Note to self: don't try to leave Shannon's house after she has fallen asleep on the couch.
Another Note to self: Don't leave even if for 5 minutes you tried to wake her up by saying "Shannon, Shannon, I'm leaving...I'm leaving. Shannon..." because the second the front door opens and the little "beep" it makes goes off, she is going to flip her shit and think someone is breaking into her house.
I'm so funny, I know.
I think worring about your baby is natural and unavoidable and shouldn't be fixed but when it controls your life, maybe you might be happier if you can take a deep breath and take all the precautions (alarms and locks) and know you are doing all you can and GET SOME SLEEP! I know I am not a plesant Mae if I don't sleep.
Don't worry. I am crazy too. Porgie slept in our bed for about the first 7 months of her life. During this time, I laid on my side on the very edge of the bed, with Porgie curled up next to me. I was convinced that John was going to roll on top of her and suffocate her.
I also get very angry for no good reason. I get extrememly pissed off when John has to work late (but it really isn't his fault). He thinks I am insnae - I probably am.
I am not afraid of the dark, but I do have irrational fears that Porgie will stop breathing in the middle of the night.

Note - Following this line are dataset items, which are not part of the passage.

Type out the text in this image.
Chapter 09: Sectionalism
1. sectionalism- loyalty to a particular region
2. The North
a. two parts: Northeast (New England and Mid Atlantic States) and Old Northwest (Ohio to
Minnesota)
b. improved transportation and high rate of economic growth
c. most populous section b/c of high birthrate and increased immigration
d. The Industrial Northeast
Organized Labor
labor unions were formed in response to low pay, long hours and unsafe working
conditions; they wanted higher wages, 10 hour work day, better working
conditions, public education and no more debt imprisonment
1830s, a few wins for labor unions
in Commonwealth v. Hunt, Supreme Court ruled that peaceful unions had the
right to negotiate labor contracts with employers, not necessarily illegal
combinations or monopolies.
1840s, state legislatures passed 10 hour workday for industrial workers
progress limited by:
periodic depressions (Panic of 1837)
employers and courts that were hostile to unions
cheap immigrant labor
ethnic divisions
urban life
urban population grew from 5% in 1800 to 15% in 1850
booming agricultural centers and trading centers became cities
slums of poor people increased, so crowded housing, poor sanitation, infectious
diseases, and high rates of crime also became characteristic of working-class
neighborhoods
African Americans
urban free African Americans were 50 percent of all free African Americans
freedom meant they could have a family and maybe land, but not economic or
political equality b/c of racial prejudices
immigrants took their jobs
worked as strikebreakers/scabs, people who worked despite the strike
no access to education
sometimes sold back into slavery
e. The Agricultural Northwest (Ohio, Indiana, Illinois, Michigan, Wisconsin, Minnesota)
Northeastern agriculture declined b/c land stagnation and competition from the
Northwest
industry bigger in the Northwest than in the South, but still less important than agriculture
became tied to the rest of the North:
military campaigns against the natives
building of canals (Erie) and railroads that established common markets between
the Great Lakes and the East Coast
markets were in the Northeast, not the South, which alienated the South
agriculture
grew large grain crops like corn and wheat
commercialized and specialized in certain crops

I check on her repeatedly. Its a sickness really.
Wow Shannon, I can totally identify with some of your "un-normalness." Does that make us normal on our own standards? Mostly I completely know what you're talking about when you say you have a little bit of crazy in you... I can get so angry for no good reason what-so-ever and then get over it in an hour. That is the case right this second, I am insanely pissed that my boyfriend's new job requires him to work on Saturdays - his work sched is now Tues-Sat 9-6pm and it fucks with my life. 1) he's going to miss the doggy dash we were going to do together next weekend 2) when I go back to school FULL TIME the only chance I will really have to see and spend time with him is on the weekends because I'll be in school from 8-5 and then have 25 hours of homework per night. I'm completely irrational and overreacting but I'm flippin' pissed off right now. You know what I mean?
I ALSO get irrationally mad for seemingly no reason at all. I have become increasingly used to Erick's looks of extreme alarm when I go from completely happy and normal to screaming and crying in a furious rage... Thank gob he puts up with me. I know I have my good moments.
I also can change moods in a matter of seconds. I go from happy to PISSED AS FUCK to sad to happy in about 10 seconds. I am learning that not all people can change moods so quickly and effectively as I can... This is a work in progress for me.
I really hope I don't share your fears of murder and kidnapping quite as intensely as you do when my kids are born!